The Zenith is the point on the celestial sphere directly above an observer.  It is the highest point in the sky relative to the observer’s position.  The zenith is an important concept in astronomy, navigation, and surveying.  In topography, the zenith is used to measure the angle between the observer and a distant point on the horizon.


Zeolites are a group of naturally occurring minerals that have a unique structure with pores and channels that allow them to selectively adsorb or filter certain molecules.  They are commonly used as catalysts in the petrochemical industry, as ion exchangers in water treatment, and as soil conditioners in agriculture.  Zeolites are often found in volcanic rocks and are sometimes used as a natural zeolite amendment to improve soil structure and water retention.
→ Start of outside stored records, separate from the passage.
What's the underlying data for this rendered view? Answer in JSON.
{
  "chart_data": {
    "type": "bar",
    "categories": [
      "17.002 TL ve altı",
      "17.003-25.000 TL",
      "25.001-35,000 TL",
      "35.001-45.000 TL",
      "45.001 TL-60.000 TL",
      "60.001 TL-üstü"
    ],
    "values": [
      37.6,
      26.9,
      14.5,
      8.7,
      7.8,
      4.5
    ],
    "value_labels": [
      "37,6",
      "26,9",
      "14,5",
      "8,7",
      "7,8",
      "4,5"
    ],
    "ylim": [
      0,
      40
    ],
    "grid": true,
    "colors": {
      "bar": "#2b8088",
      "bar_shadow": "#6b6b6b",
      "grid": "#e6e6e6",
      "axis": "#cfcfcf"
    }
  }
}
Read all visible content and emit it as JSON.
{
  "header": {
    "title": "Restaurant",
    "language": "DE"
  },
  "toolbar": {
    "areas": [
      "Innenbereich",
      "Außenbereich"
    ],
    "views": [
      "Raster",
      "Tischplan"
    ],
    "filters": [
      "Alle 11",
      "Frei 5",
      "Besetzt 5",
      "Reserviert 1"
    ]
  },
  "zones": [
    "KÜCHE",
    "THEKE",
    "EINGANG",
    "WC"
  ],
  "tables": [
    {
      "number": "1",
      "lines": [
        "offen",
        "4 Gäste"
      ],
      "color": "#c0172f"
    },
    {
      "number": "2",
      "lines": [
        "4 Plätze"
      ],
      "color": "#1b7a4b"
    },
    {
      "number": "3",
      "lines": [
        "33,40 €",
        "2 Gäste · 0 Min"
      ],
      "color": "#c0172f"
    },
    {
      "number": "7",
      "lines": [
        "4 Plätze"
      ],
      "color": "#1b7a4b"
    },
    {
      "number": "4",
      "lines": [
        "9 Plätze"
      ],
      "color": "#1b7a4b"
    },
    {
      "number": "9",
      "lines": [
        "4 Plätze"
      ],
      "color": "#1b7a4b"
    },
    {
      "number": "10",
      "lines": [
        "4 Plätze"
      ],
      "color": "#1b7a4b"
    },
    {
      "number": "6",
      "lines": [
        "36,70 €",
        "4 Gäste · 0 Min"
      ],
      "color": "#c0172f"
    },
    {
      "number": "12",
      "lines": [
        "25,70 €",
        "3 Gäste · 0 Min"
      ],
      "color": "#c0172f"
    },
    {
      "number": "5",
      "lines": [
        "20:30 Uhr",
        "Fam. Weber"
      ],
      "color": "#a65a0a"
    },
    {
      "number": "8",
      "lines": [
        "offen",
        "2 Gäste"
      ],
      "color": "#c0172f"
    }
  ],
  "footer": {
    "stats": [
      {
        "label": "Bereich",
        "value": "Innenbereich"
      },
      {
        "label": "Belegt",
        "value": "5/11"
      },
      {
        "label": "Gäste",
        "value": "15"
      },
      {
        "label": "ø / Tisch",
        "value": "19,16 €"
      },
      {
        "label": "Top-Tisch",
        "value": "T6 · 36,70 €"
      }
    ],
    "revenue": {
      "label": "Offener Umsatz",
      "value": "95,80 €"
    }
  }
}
Zircon is a mineral that is commonly used in jewelry and as a refractory material in high-temperature applications.  It is a silicate mineral that typically contains traces of radioactive elements such as uranium and thorium, which can cause the mineral to undergo a process of radioactive decay.  In topography, zircon is often found in the sands of rivers and beaches, and its presence can be used to estimate the age of the surrounding rocks and the history of the landscape.

Zonal Soil

Zonal soil is a type of soil that develops in a specific climate and vegetation zone.  It is characterized by distinct layers, or horizons, that are influenced by the prevailing climate, vegetation, and topography.  Zonal soils are commonly found in areas with well-defined seasonal changes and are important for agriculture and forestry.

Zone of Ablation

The zone of ablation is the area of a glacier where the ice is melting faster than it is being replenished by new snowfall.  This zone is typically located at the lower elevations of a glacier, where the ice is exposed to warmer temperatures and greater amounts of sunlight.  As the ice melts, it creates crevasses, seracs, and other glacial features that are unique to this zone.

Zone of Accumulation

The zone of accumulation is the area of a glacier where snowfall exceeds the amount of ice that is lost through melting or sublimation.  This zone is typically located at higher elevations on the glacier and is characterized by the accumulation of snow and ice.  As the ice builds up over time, it begins to flow downhill, eventually reaching the zone of ablation.

Zone of Saturation

The zone of saturation is the area in the ground where all of the pore spaces are filled with water.  This zone is typically located below the water table, which is the top of the saturated zone.  The thickness and depth of the zone of saturation can vary depending on factors such as soil type, topography, and climate.  Groundwater is stored and flows through the zone of saturation, making it an important resource for drinking water and irrigation.

Zoned Crystal

A zoned crystal is a mineral crystal that has distinct zones of different chemical composition, caused by variations in temperature, pressure, or other environmental conditions during its formation.  These variations can create different colors or patterns within the crystal, and they can provide important information about the conditions in which the crystal formed. Zoned crystals are often used in geology and mineralogy to study the history and processes of the Earth’s crust.